3. The Perks You Want 

Benefits can differ significantly from one travel nursing agency to another. If something is essential to you, such as paid vacation time, rental vehicles, 401 (k) plans, and health insurance, choose recruiters who can accommodate your preferences. It’s worth noting that benefits can affect your pay rate. 

 4. Quality and Number of Travel Nursing Jobs

Take a look at the available assignments that travel nurse recruiters have available. If the destinations don’t tickle your fancy, it might pay off to continue searching for a reputable travel nursing company with the job opportunities you want. 

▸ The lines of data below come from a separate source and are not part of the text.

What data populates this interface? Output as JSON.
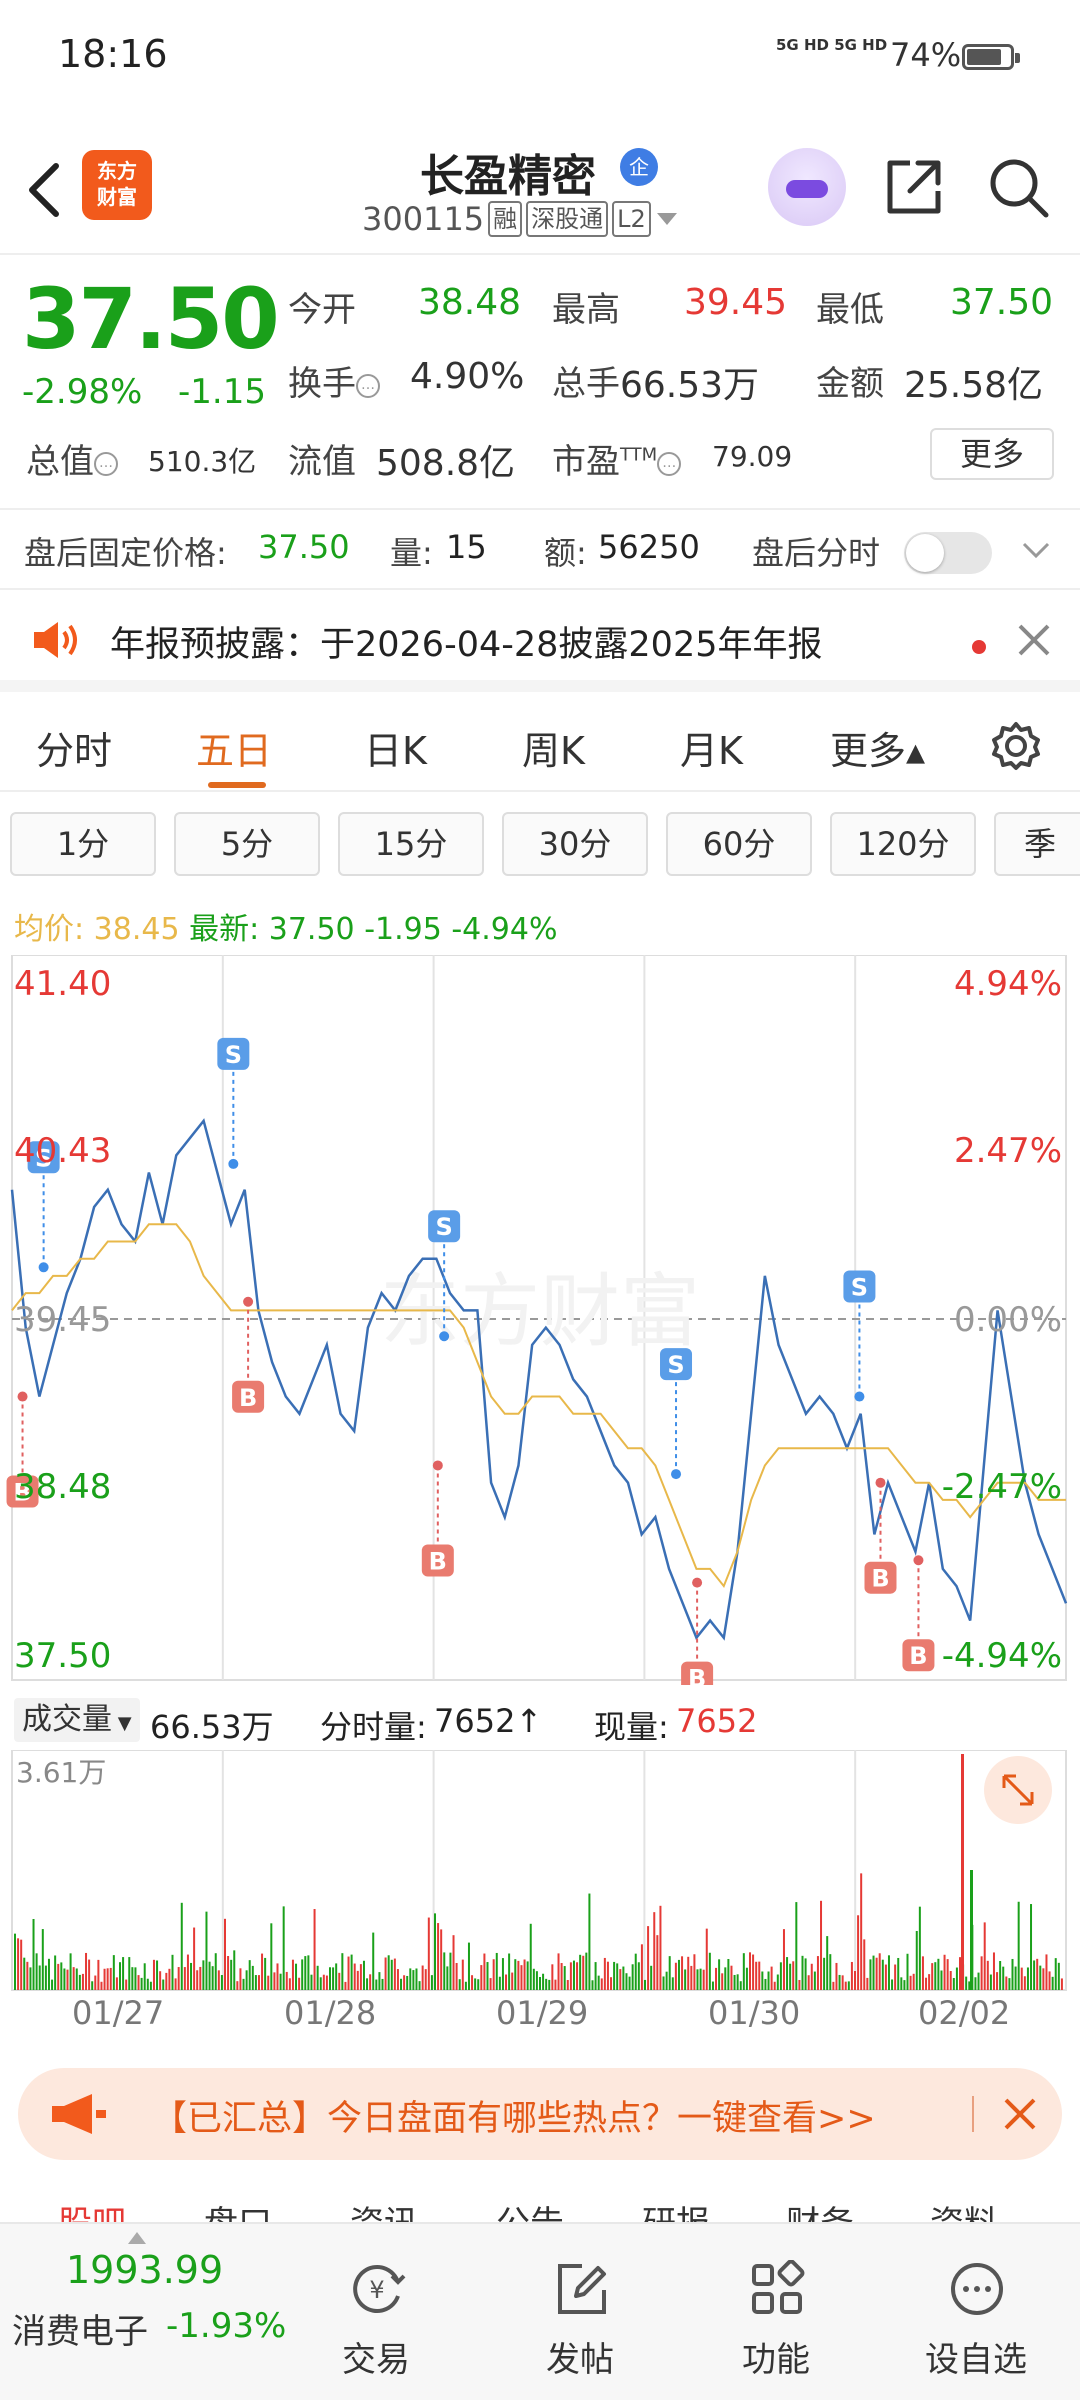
{
  "status_bar": {
    "time": "18:16",
    "network": "5G HD 5G HD",
    "battery": "74%"
  },
  "header": {
    "logo_line1": "东方",
    "logo_line2": "财富",
    "stock_name": "长盈精密",
    "badge": "企",
    "code": "300115",
    "tags": [
      "融",
      "深股通",
      "L2"
    ]
  },
  "quote": {
    "price": "37.50",
    "pct_change": "-2.98%",
    "change": "-1.15",
    "open_label": "今开",
    "open": "38.48",
    "high_label": "最高",
    "high": "39.45",
    "low_label": "最低",
    "low": "37.50",
    "turnover_label": "换手",
    "turnover": "4.90%",
    "volume_label": "总手",
    "volume": "66.53万",
    "amount_label": "金额",
    "amount": "25.58亿",
    "mktcap_label": "总值",
    "mktcap": "510.3亿",
    "float_label": "流值",
    "float_cap": "508.8亿",
    "pe_label": "市盈",
    "pe_sup": "TTM",
    "pe": "79.09",
    "more": "更多"
  },
  "after_hours": {
    "price_label": "盘后固定价格:",
    "price": "37.50",
    "vol_label": "量:",
    "vol": "15",
    "amt_label": "额:",
    "amt": "56250",
    "toggle_label": "盘后分时"
  },
  "notice": {
    "text": "年报预披露：于2026-04-28披露2025年年报"
  },
  "tabs": [
    "分时",
    "五日",
    "日K",
    "周K",
    "月K",
    "更多▴"
  ],
  "intervals": [
    "1分",
    "5分",
    "15分",
    "30分",
    "60分",
    "120分",
    "季"
  ],
  "avg_info": {
    "avg_label": "均价:",
    "avg": "38.45",
    "latest_label": "最新:",
    "latest": "37.50",
    "change": "-1.95",
    "pct": "-4.94%"
  },
  "volume_bar": {
    "dropdown": "成交量",
    "total": "66.53万",
    "minute_label": "分时量:",
    "minute_vol": "7652↑",
    "current_label": "现量:",
    "current_vol": "7652"
  },
  "chart_data": {
    "type": "line",
    "title": "",
    "y_left_ticks": [
      "41.40",
      "40.43",
      "39.45",
      "38.48",
      "37.50"
    ],
    "y_right_ticks": [
      "4.94%",
      "2.47%",
      "0.00%",
      "-2.47%",
      "-4.94%"
    ],
    "ylim": [
      37.5,
      41.4
    ],
    "x_labels": [
      "01/27",
      "01/28",
      "01/29",
      "01/30",
      "02/02"
    ],
    "volume_max_label": "3.61万",
    "series": [
      {
        "name": "",
        "color": "#3a6fb5",
        "values": [
          40.2,
          39.4,
          39.0,
          39.3,
          39.6,
          39.8,
          40.1,
          40.2,
          40.0,
          39.9,
          40.3,
          40.0,
          40.4,
          40.5,
          40.6,
          40.3,
          40.0,
          40.2,
          39.5,
          39.2,
          39.0,
          38.9,
          39.1,
          39.3,
          38.9,
          38.8,
          39.4,
          39.6,
          39.5,
          39.7,
          39.8,
          39.8,
          39.6,
          39.5,
          39.5,
          38.5,
          38.3,
          38.6,
          39.3,
          39.4,
          39.3,
          39.1,
          39.0,
          38.8,
          38.6,
          38.5,
          38.2,
          38.3,
          38.0,
          37.8,
          37.6,
          37.7,
          37.6,
          38.1,
          38.9,
          39.7,
          39.3,
          39.1,
          38.9,
          39.0,
          38.9,
          38.7,
          38.9,
          38.2,
          38.5,
          38.3,
          38.1,
          38.5,
          38.0,
          37.9,
          37.7,
          38.6,
          39.5,
          39.0,
          38.5,
          38.2,
          38.0,
          37.8
        ]
      },
      {
        "name": "",
        "color": "#e8b84a",
        "values": [
          39.5,
          39.6,
          39.6,
          39.7,
          39.7,
          39.8,
          39.8,
          39.9,
          39.9,
          39.9,
          40.0,
          40.0,
          40.0,
          39.9,
          39.7,
          39.6,
          39.5,
          39.5,
          39.5,
          39.5,
          39.5,
          39.5,
          39.5,
          39.5,
          39.5,
          39.5,
          39.5,
          39.5,
          39.5,
          39.5,
          39.5,
          39.5,
          39.5,
          39.4,
          39.2,
          39.0,
          38.9,
          38.9,
          39.0,
          39.0,
          39.0,
          38.9,
          38.9,
          38.9,
          38.8,
          38.7,
          38.7,
          38.6,
          38.4,
          38.2,
          38.0,
          38.0,
          37.9,
          38.1,
          38.4,
          38.6,
          38.7,
          38.7,
          38.7,
          38.7,
          38.7,
          38.7,
          38.7,
          38.7,
          38.7,
          38.6,
          38.5,
          38.5,
          38.4,
          38.4,
          38.3,
          38.4,
          38.5,
          38.5,
          38.5,
          38.4,
          38.4,
          38.4
        ]
      }
    ],
    "markers": [
      {
        "type": "S",
        "day": 0.15,
        "price": 39.75
      },
      {
        "type": "B",
        "day": 0.05,
        "price": 39.0
      },
      {
        "type": "S",
        "day": 1.05,
        "price": 40.35
      },
      {
        "type": "B",
        "day": 1.12,
        "price": 39.55
      },
      {
        "type": "S",
        "day": 2.05,
        "price": 39.35
      },
      {
        "type": "B",
        "day": 2.02,
        "price": 38.6
      },
      {
        "type": "S",
        "day": 3.15,
        "price": 38.55
      },
      {
        "type": "B",
        "day": 3.25,
        "price": 37.92
      },
      {
        "type": "S",
        "day": 4.02,
        "price": 39.0
      },
      {
        "type": "B",
        "day": 4.12,
        "price": 38.5
      },
      {
        "type": "B",
        "day": 4.3,
        "price": 38.05
      }
    ]
  },
  "promo": {
    "text": "【已汇总】今日盘面有哪些热点？一键查看>>"
  },
  "sub_tabs": [
    "股吧",
    "盘口",
    "资讯",
    "公告",
    "研报",
    "财务",
    "资料"
  ],
  "bottom_bar": {
    "index_value": "1993.99",
    "index_name": "消费电子",
    "index_pct": "-1.93%",
    "items": [
      "交易",
      "发帖",
      "功能",
      "设自选"
    ]
  },
  "colors": {
    "up": "#e53935",
    "down": "#1aa01a",
    "accent": "#e06a1f"
  }
}
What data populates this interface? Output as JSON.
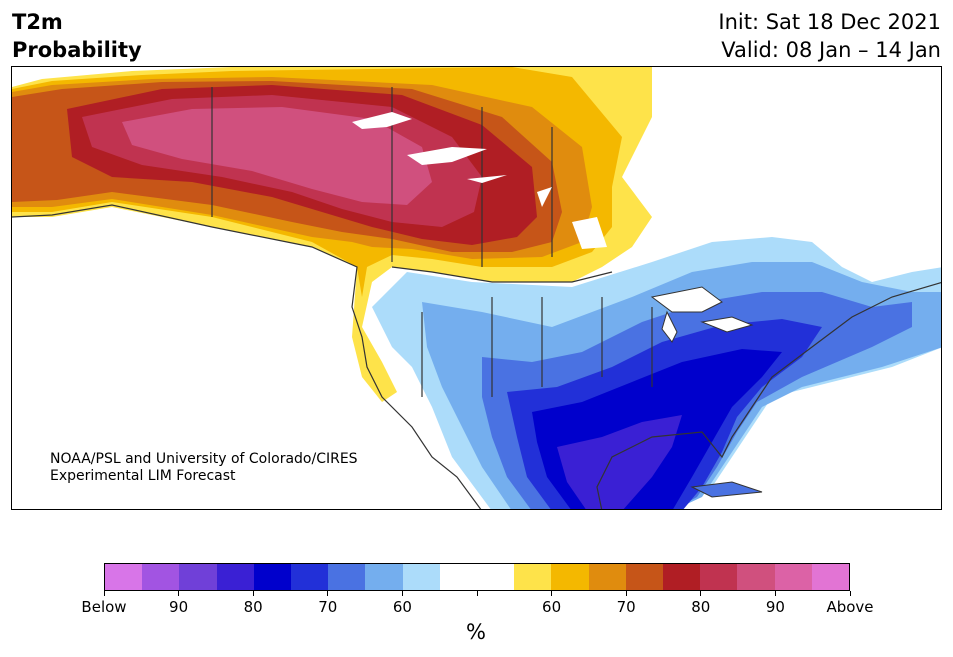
{
  "header": {
    "title_line1": "T2m",
    "title_line2": "Probability",
    "init": "Init: Sat 18 Dec 2021",
    "valid": "Valid: 08 Jan – 14 Jan"
  },
  "credit": {
    "line1": "NOAA/PSL and University of Colorado/CIRES",
    "line2": "Experimental LIM Forecast"
  },
  "colorbar": {
    "colors": [
      "#d875e8",
      "#a254e2",
      "#7040d8",
      "#3a20d4",
      "#0000cc",
      "#2230d8",
      "#4a72e2",
      "#74aeee",
      "#acdcfa",
      "#ffffff",
      "#ffffff",
      "#fee34a",
      "#f4b800",
      "#e08c0e",
      "#c65518",
      "#b01e24",
      "#c03350",
      "#d0507e",
      "#dc62a6",
      "#e274d4"
    ],
    "labels": [
      "Below",
      "90",
      "80",
      "70",
      "60",
      "",
      "60",
      "70",
      "80",
      "90",
      "Above"
    ],
    "unit": "%"
  },
  "map": {
    "below_colors": {
      "p50": "#acdcfa",
      "p60": "#74aeee",
      "p70": "#4a72e2",
      "p80": "#2230d8",
      "p90": "#0000cc",
      "p95": "#3a20d4"
    },
    "above_colors": {
      "p50": "#fee34a",
      "p60": "#f4b800",
      "p70": "#e08c0e",
      "p80": "#c65518",
      "p85": "#b01e24",
      "p90": "#c03350",
      "p95": "#d0507e"
    }
  }
}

5. Recruiters Who Make Your Life Easier 

Having travel nursing recruiters who are easily reachable and an ideal fit for you would be a dream come true. Some recruiters simplify the application process by using your resume to input information on job applications, and once you’re ready to begin, they’ll handle the paperwork. 

6. Trustworthy Recruiters

Ensure you feel at ease with your travel nursing agency and that they are trustworthy. Be keen on how your personalities mesh together, their experience in the industry, any pushiness, and your instincts. With a great travel nurse recruiter, you can easily overcome agencies that a tad bit behind in the field.